A retrospective simple centre study in a Universitary Hospital was carried out. Colorectal cancer (CRC) cases diagnosed for three years period were revised (n = 291). PCCRC cases were identified (n = 17; 6 – 60 months after a negative colonoscopy). Statistically significant differences regarding histological type in both groups were analysed (PCCRC vs. SCRC). To value histopathological differences, PCCRC cases and a SCRC control group were paired (1:1) regarding histological type, tumoral grade, tumour stadium and location. Features related with CRC prognosis were re-examined by an expert pathologist (lymphatic, vascular and perineural invasion, budding tumour mayor than 10, tumoral grown type, peritumoral lymphoid inflammatory infiltration grade, lymphoid Crohn type response and Tumour Intraepithelial lymphocytes.

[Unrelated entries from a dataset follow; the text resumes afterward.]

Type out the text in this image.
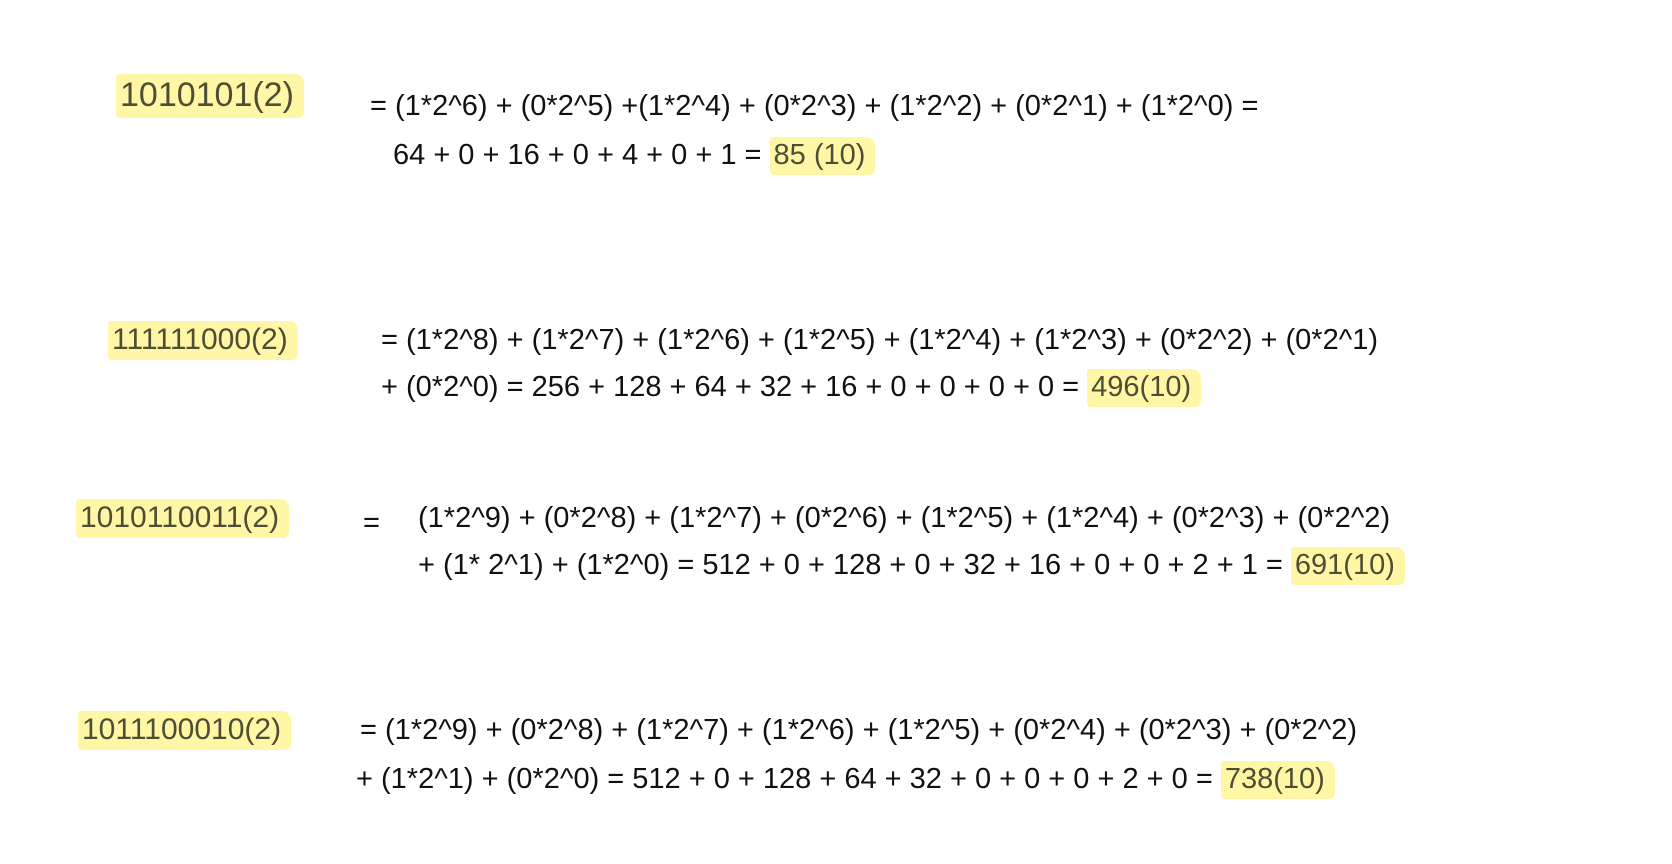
1010101(2)	= (1*2^6) + (0*2^5) +(1*2^4) + (0*2^3) + (1*2^2) + (0*2^1) + (1*2^0) =
64 + 0 + 16 + 0 + 4 + 0 + 1 = 85 (10)
111111000(2)	= (1*2^8) + (1*2^7) + (1*2^6) + (1*2^5) + (1*2^4) + (1*2^3) + (0*2^2) + (0*2^1)
+ (0*2^0) = 256 + 128 + 64 + 32 + 16 + 0 + 0 + 0 + 0 = 496(10)
1010110011(2)	= (1*2^9) + (0*2^8) + (1*2^7) + (0*2^6) + (1*2^5) + (1*2^4) + (0*2^3) + (0*2^2)
+ (1* 2^1) + (1*2^0) = 512 + 0 + 128 + 0 + 32 + 16 + 0 + 0 + 2 + 1 = 691(10)
1011100010(2)	= (1*2^9) + (0*2^8) + (1*2^7) + (1*2^6) + (1*2^5) + (0*2^4) + (0*2^3) + (0*2^2)
+ (1*2^1) + (0*2^0) = 512 + 0 + 128 + 64 + 32 + 0 + 0 + 0 + 2 + 0 = 738(10)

Statistical analysis: Pearson X2 test for qualitative variables.

Results:

Serrated adenocarcinoma and High-Microsatellite Instability Carcinoma (MSI-H) were more frequent in PCCRC group tan in SCRC (23.53% and 11.76% versus 14.57% and 2.21% respectively), but differences were not significant. All cases of PCCRC had an inflammatory infiltration (High or Low grade) versus 58.83% in SCRC control group (p = 0.011). Lymphoid Crohn type response was present in 47% of PCCRC cases versus 5.88% of SCRC control group (p = 0.007) (Table 1). There were no statistical differences in the other histopathological features.

Conclusions:

There are few studies in the literature that analyse PCCRC pathological features. There are some references to molecular aspects. Studies about histopathological characteristics described above have not been found. Predominating Inflammatory infiltration and lymphoid Crohn type response are histopathological features observed in PCCRC with significant difference. Further studies are necessary to extrapolate results observed in this study.